Bertelsmann invests in India's KartRocket

Bertelsmann invests in India's KartRocket

Bertelsmann is "stepping up" its activities in the Indian e-commerce market, with an investment in New Delhi e-commerce service provider KartRocket.

KartRocket said yesterday (18th January) that it had raised $6m in investment from Bertelsmann India among others.

KartRocket helps SMEs by enabling merchants to go online under their own brand. It provides them with web and mobile-phone sites, payments and logistics capabilities and marketing and promotion tools, and intends to use the fresh capital to open up its range of services to private vendors.

To further this aim, KartRocket recently launched Kraftly, a new digital marketplace for products sold by home entrepeneurs and small sellers (C2C), boasting 7,500 shops and 10,000 listings per day.

Pankaj Makkar, managing director of Bertelsmann India Investments, said: “The KartRocket team has the best expertise in the country in launching a micro-seller online sales platforms. The focus is always on how customers can use KartRocket solutions to independently build and operate their own platforms. By putting the power of e-commerce back in the hands of the small seller, Kraftly has the potential to create a new form of e-commerce in the Indian market.
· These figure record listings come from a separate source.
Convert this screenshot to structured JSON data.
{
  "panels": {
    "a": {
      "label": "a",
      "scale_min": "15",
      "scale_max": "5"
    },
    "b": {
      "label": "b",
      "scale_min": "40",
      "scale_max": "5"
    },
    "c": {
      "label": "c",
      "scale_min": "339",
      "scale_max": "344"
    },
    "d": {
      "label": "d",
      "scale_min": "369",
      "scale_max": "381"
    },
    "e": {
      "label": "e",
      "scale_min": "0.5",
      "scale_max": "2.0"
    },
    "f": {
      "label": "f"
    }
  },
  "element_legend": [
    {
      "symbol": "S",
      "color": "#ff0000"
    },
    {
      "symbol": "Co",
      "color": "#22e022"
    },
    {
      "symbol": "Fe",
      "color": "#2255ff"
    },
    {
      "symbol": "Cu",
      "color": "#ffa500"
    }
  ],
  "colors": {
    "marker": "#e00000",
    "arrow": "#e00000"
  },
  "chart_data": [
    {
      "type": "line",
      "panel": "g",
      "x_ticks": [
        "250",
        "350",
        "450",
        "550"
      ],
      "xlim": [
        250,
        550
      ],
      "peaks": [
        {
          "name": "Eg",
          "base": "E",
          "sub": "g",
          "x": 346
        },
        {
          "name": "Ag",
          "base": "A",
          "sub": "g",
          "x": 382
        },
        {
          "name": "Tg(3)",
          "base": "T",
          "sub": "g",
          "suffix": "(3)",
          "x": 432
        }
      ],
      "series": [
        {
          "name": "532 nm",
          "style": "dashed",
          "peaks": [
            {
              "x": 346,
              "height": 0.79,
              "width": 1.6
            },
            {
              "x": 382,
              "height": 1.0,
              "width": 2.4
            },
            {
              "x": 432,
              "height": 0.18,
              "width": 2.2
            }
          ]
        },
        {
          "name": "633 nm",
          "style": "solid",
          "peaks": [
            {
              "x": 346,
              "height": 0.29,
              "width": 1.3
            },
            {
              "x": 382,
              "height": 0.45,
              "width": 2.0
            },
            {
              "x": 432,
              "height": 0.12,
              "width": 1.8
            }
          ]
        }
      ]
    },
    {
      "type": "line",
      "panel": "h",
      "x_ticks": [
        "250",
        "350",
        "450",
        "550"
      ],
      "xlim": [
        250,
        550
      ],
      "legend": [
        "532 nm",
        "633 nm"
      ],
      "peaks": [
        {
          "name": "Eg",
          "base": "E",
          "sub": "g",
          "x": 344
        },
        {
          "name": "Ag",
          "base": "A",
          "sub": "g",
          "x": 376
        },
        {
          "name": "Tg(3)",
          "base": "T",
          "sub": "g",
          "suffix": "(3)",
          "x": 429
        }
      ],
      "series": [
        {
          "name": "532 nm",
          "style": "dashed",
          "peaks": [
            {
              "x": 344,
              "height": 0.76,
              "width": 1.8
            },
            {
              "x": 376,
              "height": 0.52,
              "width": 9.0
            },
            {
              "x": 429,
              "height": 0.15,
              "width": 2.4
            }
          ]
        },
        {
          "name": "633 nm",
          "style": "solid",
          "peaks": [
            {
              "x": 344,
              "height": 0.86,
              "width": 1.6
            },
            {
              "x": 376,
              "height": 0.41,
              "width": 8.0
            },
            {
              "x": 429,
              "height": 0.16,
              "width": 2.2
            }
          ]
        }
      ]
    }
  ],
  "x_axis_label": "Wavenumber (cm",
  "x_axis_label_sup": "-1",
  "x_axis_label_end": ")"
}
The recent growth in C2C commerce in countries such as China, Singapore, US and Japan is further validation of this business opportunity.”

Bertelsmann says it is systematically expanding its business in the growth region of India, with KartRockets just one of several investments it has made in the market. In 2015, the media group invested in the Pepperfry.com platform and the music streaming service Saavn. Other investments include the real-estate portal Indiaproperty.com, the university service provider iNurture as well as Authorgen Technologies and its online education platform Wiziq.com. Beyond this, parts of RTL Group, Penguin Random House, and Arvato are active in India.

Bertelsmann says it has been active in India since 2003.